Analyzing the structure, you will find it is a song organized into nine quatrains, so it should recall music with its sound effects, given by an alternate rhyme.
Probably the poem was written for Donne’s wife in occasion of his journey to the continent. Donne really travelled very much in his life. He invites her not to mourn for his departure.
Donne used a complex language. The poem can be considered an argumentative poem.
The poet makes a parallelism between men who die and the separation of two lovers. The only difference is that a dead man cannot come back home as does a lover. Donne uses two hyperboles, tear-floods and sigh-tempests, to invite his wife not to become sad because his departure is not a tragedy.

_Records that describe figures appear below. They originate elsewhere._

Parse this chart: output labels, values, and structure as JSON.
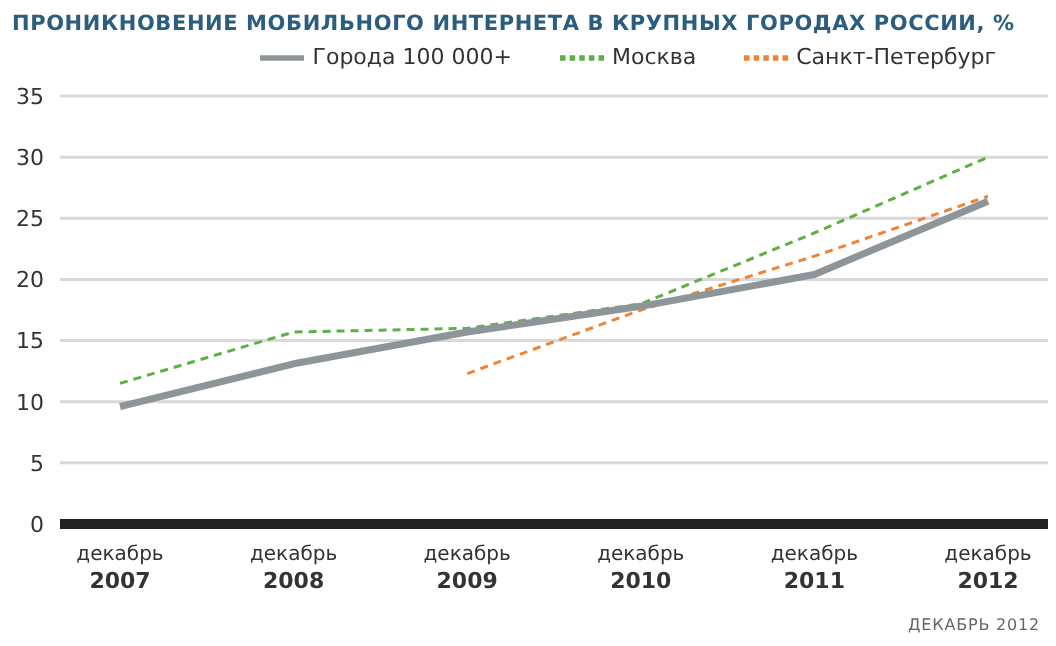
{
  "chart_data": {
    "type": "line",
    "title": "ПРОНИКНОВЕНИЕ МОБИЛЬНОГО ИНТЕРНЕТА В КРУПНЫХ ГОРОДАХ РОССИИ, %",
    "categories": [
      "декабрь 2007",
      "декабрь 2008",
      "декабрь 2009",
      "декабрь 2010",
      "декабрь 2011",
      "декабрь 2012"
    ],
    "series": [
      {
        "name": "Москва",
        "color": "#5cb044",
        "line_style": "dashed",
        "values": [
          11.5,
          15.7,
          16.0,
          18.0,
          23.8,
          30.0
        ]
      },
      {
        "name": "Санкт-Петербург",
        "color": "#ee8436",
        "line_style": "dashed",
        "values": [
          null,
          null,
          12.3,
          17.5,
          21.9,
          26.8
        ]
      },
      {
        "name": "Города 100 000+",
        "color": "#8e9598",
        "line_style": "solid",
        "values": [
          9.6,
          13.1,
          15.7,
          17.8,
          20.4,
          26.4
        ]
      }
    ],
    "ylim": [
      0,
      35
    ],
    "yticks": [
      0,
      5,
      10,
      15,
      20,
      25,
      30,
      35
    ],
    "grid": "y",
    "legend": "top right",
    "marker": "none",
    "annotations": [
      "ДЕКАБРЬ 2012"
    ]
  }
}
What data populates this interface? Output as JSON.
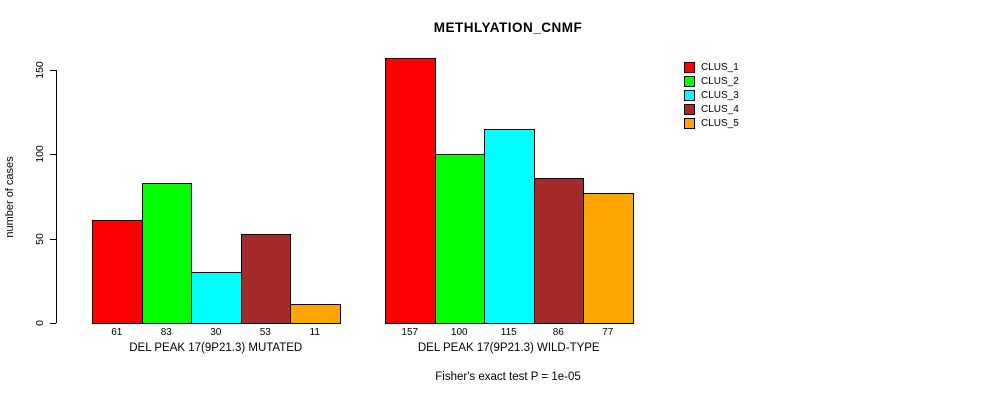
{
  "title": "METHLYATION_CNMF",
  "annotation": "Fisher's exact test P = 1e-05",
  "ylabel": "number of cases",
  "chart_data": {
    "type": "bar",
    "title": "METHLYATION_CNMF",
    "xlabel": "",
    "ylabel": "number of cases",
    "ylim": [
      0,
      150
    ],
    "yticks": [
      0,
      50,
      100,
      150
    ],
    "grid": false,
    "legend_position": "right-inside",
    "background": "#ffffff",
    "bar_border_color": "#000000",
    "categories": [
      "DEL PEAK 17(9P21.3) MUTATED",
      "DEL PEAK 17(9P21.3) WILD-TYPE"
    ],
    "series": [
      {
        "name": "CLUS_1",
        "color": "#FF0000",
        "values": [
          61,
          157
        ]
      },
      {
        "name": "CLUS_2",
        "color": "#00FF00",
        "values": [
          83,
          100
        ]
      },
      {
        "name": "CLUS_3",
        "color": "#00FFFF",
        "values": [
          30,
          115
        ]
      },
      {
        "name": "CLUS_4",
        "color": "#A52A2A",
        "values": [
          53,
          86
        ]
      },
      {
        "name": "CLUS_5",
        "color": "#FFA500",
        "values": [
          11,
          77
        ]
      }
    ],
    "bar_value_labels": [
      [
        61,
        83,
        30,
        53,
        11
      ],
      [
        157,
        100,
        115,
        86,
        77
      ]
    ],
    "annotation": "Fisher's exact test P = 1e-05"
  }
}
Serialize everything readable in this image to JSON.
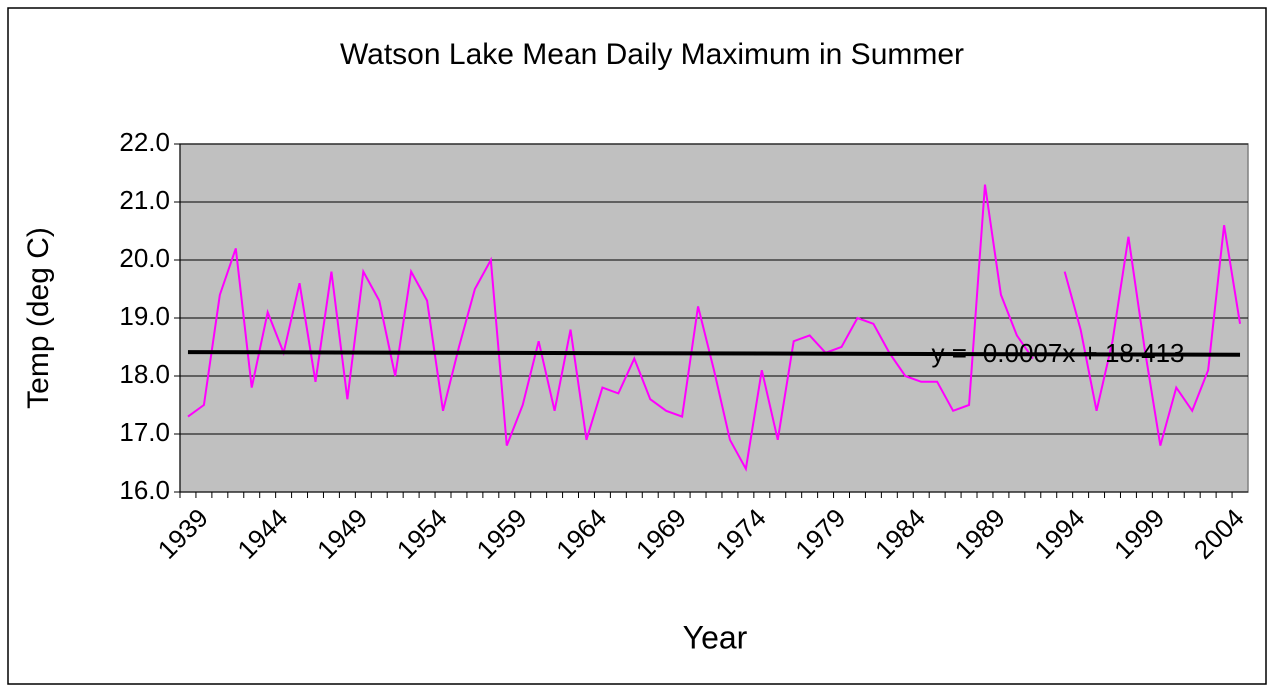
{
  "chart_data": {
    "type": "line",
    "title": "Watson Lake Mean Daily Maximum in Summer",
    "xlabel": "Year",
    "ylabel": "Temp (deg C)",
    "categories": [
      "1939",
      null,
      null,
      null,
      null,
      "1944",
      null,
      null,
      null,
      null,
      "1949",
      null,
      null,
      null,
      null,
      "1954",
      null,
      null,
      null,
      null,
      "1959",
      null,
      null,
      null,
      null,
      "1964",
      null,
      null,
      null,
      null,
      "1969",
      null,
      null,
      null,
      null,
      "1974",
      null,
      null,
      null,
      null,
      "1979",
      null,
      null,
      null,
      null,
      "1984",
      null,
      null,
      null,
      null,
      "1989",
      null,
      null,
      null,
      null,
      "1994",
      null,
      null,
      null,
      null,
      "1999",
      null,
      null,
      null,
      null,
      "2004",
      null
    ],
    "series": [
      {
        "color": "#ff00ff",
        "values": [
          17.3,
          17.5,
          19.4,
          20.2,
          17.8,
          19.1,
          18.4,
          19.6,
          17.9,
          19.8,
          17.6,
          19.8,
          19.3,
          18.0,
          19.8,
          19.3,
          17.4,
          18.5,
          19.5,
          20.0,
          16.8,
          17.5,
          18.6,
          17.4,
          18.8,
          16.9,
          17.8,
          17.7,
          18.3,
          17.6,
          17.4,
          17.3,
          19.2,
          18.1,
          16.9,
          16.4,
          18.1,
          16.9,
          18.6,
          18.7,
          18.4,
          18.5,
          19.0,
          18.9,
          18.4,
          18.0,
          17.9,
          17.9,
          17.4,
          17.5,
          21.3,
          19.4,
          18.7,
          18.3,
          null,
          19.8,
          18.8,
          17.4,
          18.6,
          20.4,
          18.5,
          16.8,
          17.8,
          17.4,
          18.1,
          20.6,
          18.9
        ]
      }
    ],
    "trendline": {
      "slope": -0.0007,
      "intercept": 18.413,
      "color": "#000000",
      "label": "y = -0.0007x + 18.413"
    },
    "ylim": [
      16,
      22
    ],
    "yticks": [
      {
        "value": 16,
        "label": "16.0"
      },
      {
        "value": 17,
        "label": "17.0"
      },
      {
        "value": 18,
        "label": "18.0"
      },
      {
        "value": 19,
        "label": "19.0"
      },
      {
        "value": 20,
        "label": "20.0"
      },
      {
        "value": 21,
        "label": "21.0"
      },
      {
        "value": 22,
        "label": "22.0"
      }
    ],
    "grid": true,
    "plot_background": "#c0c0c0"
  }
}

The third quatrain can be interpreted as a criticism to superstition and an invitation to face problems rationally.
In stanza four Donne resumes the theme of love. The “Dull sublunary lovers” are human beings who base their love only on body contact. In this case the absence will dissolve the bond of the lovers like death dissolve men’s bodies.
Quatrains five and six provide a description of poet’s and his wife’s love.

The last three quatrains form a metaphor. The lovers are compared to the two “stiff twin compasses”: only if one fix in the centre (in this case his wife) the other can draw a perfect circle and “makes me end where I begun”. Donne’s wife is his firm point. During the Elizabethan Age the circle was considered a symbol for perfection; this is the reason why Donne associates the circle to his love.
Men’s death and the separation of two lovers is not an ending but the beginning of a new cycle.